Refined products were also lower, with NYMEX front-month RBOB down 2.94 cents at $2.0705/gal and front-month ULSD down 3.84 cents at $1.923/gal.
India on April 29 recorded its highest number of deaths in a single day since the start of the pandemic. The country reported 379,257 new cases and 3,645 new deaths, bringing total cases to 18.38 million, according to its health ministry.
“Oil demand is recovering well in the US, Europe and China, but a surge in new COVID-19 cases in India is of concern. New restrictions in India could see global demand contract by 200,000 to 400,000 b/d this year,” ANZ Research analysts said in an April 30 note.
While more than half of the adult population in the US has received at least one COVID-19 vaccine dose, prompting a gradual reopening of the economy, daily vaccinations have started to decline.
“On the one hand you look at what could be the biggest demand surge in history in the US and China,” said Price Futures Group analyst Phil Flynn. “On the other hand, the coronavirus is spreading elsewhere, creating concerns of a demand slowdown.”
Flynn also attributed the April 30 decline in oil futures to end-of-month profit taking as front-month crude futures have climbed in recent weeks.
“Because it’s the end of the month … fund traders aren’t going to take any chances,” he said.
Also bearish for crude futures was a drop in eurozone gross domestic product.

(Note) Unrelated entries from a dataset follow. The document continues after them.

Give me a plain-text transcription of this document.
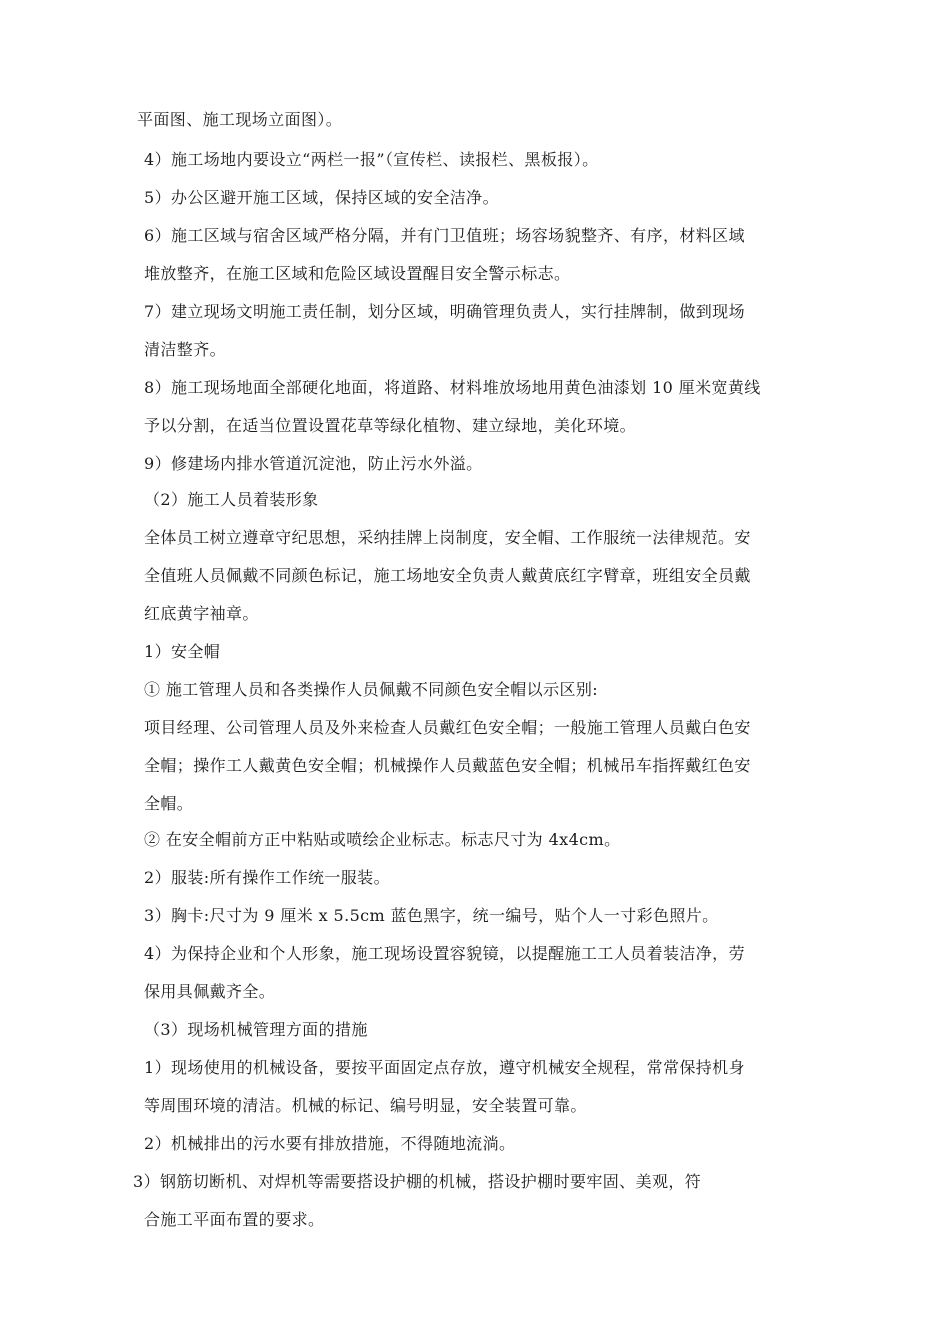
平面图、施工现场立面图）。
4）施工场地内要设立“两栏一报”（宣传栏、读报栏、黑板报）。
5）办公区避开施工区域，保持区域的安全洁净。
6）施工区域与宿舍区域严格分隔，并有门卫值班；场容场貌整齐、有序，材料区域
堆放整齐，在施工区域和危险区域设置醒目安全警示标志。
7）建立现场文明施工责任制，划分区域，明确管理负责人，实行挂牌制，做到现场
清洁整齐。
8）施工现场地面全部硬化地面，将道路、材料堆放场地用黄色油漆划 10 厘米宽黄线
予以分割，在适当位置设置花草等绿化植物、建立绿地，美化环境。
9）修建场内排水管道沉淀池，防止污水外溢。
（2）施工人员着装形象
全体员工树立遵章守纪思想，采纳挂牌上岗制度，安全帽、工作服统一法律规范。安
全值班人员佩戴不同颜色标记，施工场地安全负责人戴黄底红字臂章，班组安全员戴
红底黄字袖章。
1）安全帽
① 施工管理人员和各类操作人员佩戴不同颜色安全帽以示区别:
项目经理、公司管理人员及外来检查人员戴红色安全帽；一般施工管理人员戴白色安
全帽；操作工人戴黄色安全帽；机械操作人员戴蓝色安全帽；机械吊车指挥戴红色安
全帽。
② 在安全帽前方正中粘贴或喷绘企业标志。标志尺寸为 4x4cm。
2）服装:所有操作工作统一服装。
3）胸卡:尺寸为 9 厘米 x 5.5cm 蓝色黑字，统一编号，贴个人一寸彩色照片。
4）为保持企业和个人形象，施工现场设置容貌镜，以提醒施工工人员着装洁净，劳
保用具佩戴齐全。
（3）现场机械管理方面的措施
1）现场使用的机械设备，要按平面固定点存放，遵守机械安全规程，常常保持机身
等周围环境的清洁。机械的标记、编号明显，安全装置可靠。
2）机械排出的污水要有排放措施，不得随地流淌。
3）钢筋切断机、对焊机等需要搭设护棚的机械，搭设护棚时要牢固、美观，符
合施工平面布置的要求。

First quarter GDP fell 0.6% from the previous quarter, according to data from Eurostat, the statistical office of the EU, on April 30.
Growth in China’s manufacturing and services sector also showed signs of slowing. The manufacturing Purchasing Managers’ Index was 51.1 in April compared with 51.9 in March, according to data published April 30 by China’s National Bureau of Statistics.

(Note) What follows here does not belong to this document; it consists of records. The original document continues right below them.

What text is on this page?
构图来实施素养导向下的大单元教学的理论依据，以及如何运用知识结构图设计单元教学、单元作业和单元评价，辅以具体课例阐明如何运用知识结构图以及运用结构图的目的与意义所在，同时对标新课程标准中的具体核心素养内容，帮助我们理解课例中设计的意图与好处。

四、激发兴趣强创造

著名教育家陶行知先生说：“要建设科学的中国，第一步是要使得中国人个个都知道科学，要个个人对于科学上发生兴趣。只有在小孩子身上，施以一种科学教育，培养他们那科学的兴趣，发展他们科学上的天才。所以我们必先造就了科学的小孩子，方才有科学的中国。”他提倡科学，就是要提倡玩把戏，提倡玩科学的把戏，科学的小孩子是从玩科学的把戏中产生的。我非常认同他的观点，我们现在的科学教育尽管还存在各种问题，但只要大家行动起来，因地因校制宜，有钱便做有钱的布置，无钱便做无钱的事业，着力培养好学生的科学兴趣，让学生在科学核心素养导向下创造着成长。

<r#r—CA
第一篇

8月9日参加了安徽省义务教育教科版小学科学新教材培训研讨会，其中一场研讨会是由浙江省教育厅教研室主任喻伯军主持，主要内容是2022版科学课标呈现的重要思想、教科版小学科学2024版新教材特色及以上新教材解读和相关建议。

“The National Bureau of Statistics explained that chip shortages and logistical constraints had impacted the headline numbers, very much the theme we are seeing from around the world at the moment,” said Jeffrey Halley, OANDA’s senior market analyst, Asia Pacific, in an April 30 note.
Market analysts were expecting China’s crude oil demand to taper in the coming week as factories wind down during its five-day Labour Day holidays from May 1. Japan is also currently on its Golden Week holiday, which began on April 29 and will end on May 5.
The longer-term outlook for the market remains positive, with optimism for a strong recovery as the US and Europe move out of the pandemic.
“The market is looking beyond the current pandemic-induced weakness of demand in India and expects demand to increase massively and stocks to be further reduced in the second half of the year,” Commerzbank oil analyst Eugen Weinberg said in a note April 30.
“Many market observers regard the current environment on the oil market as a kind of ‘Goldilocks scenario’ in which everything is ‘just right’ on the market.”
In addition, expectations of a pronounced correction resulting from the OPEC+ decision to scale up production appears less likely, with the organization’s monthly meetings allowing flexibility for any necessary short-term adjustments. Increased production is expected to be readily absorbed by a postpandemic demand spike.
“Vaccines will be the liberation day for oil markets and return of demand will not be gradual but sudden,” said Bjarne Schieldrop, chief analyst commodities at SEB. “We are going to have massive oil revival in the coming 3-6 months.”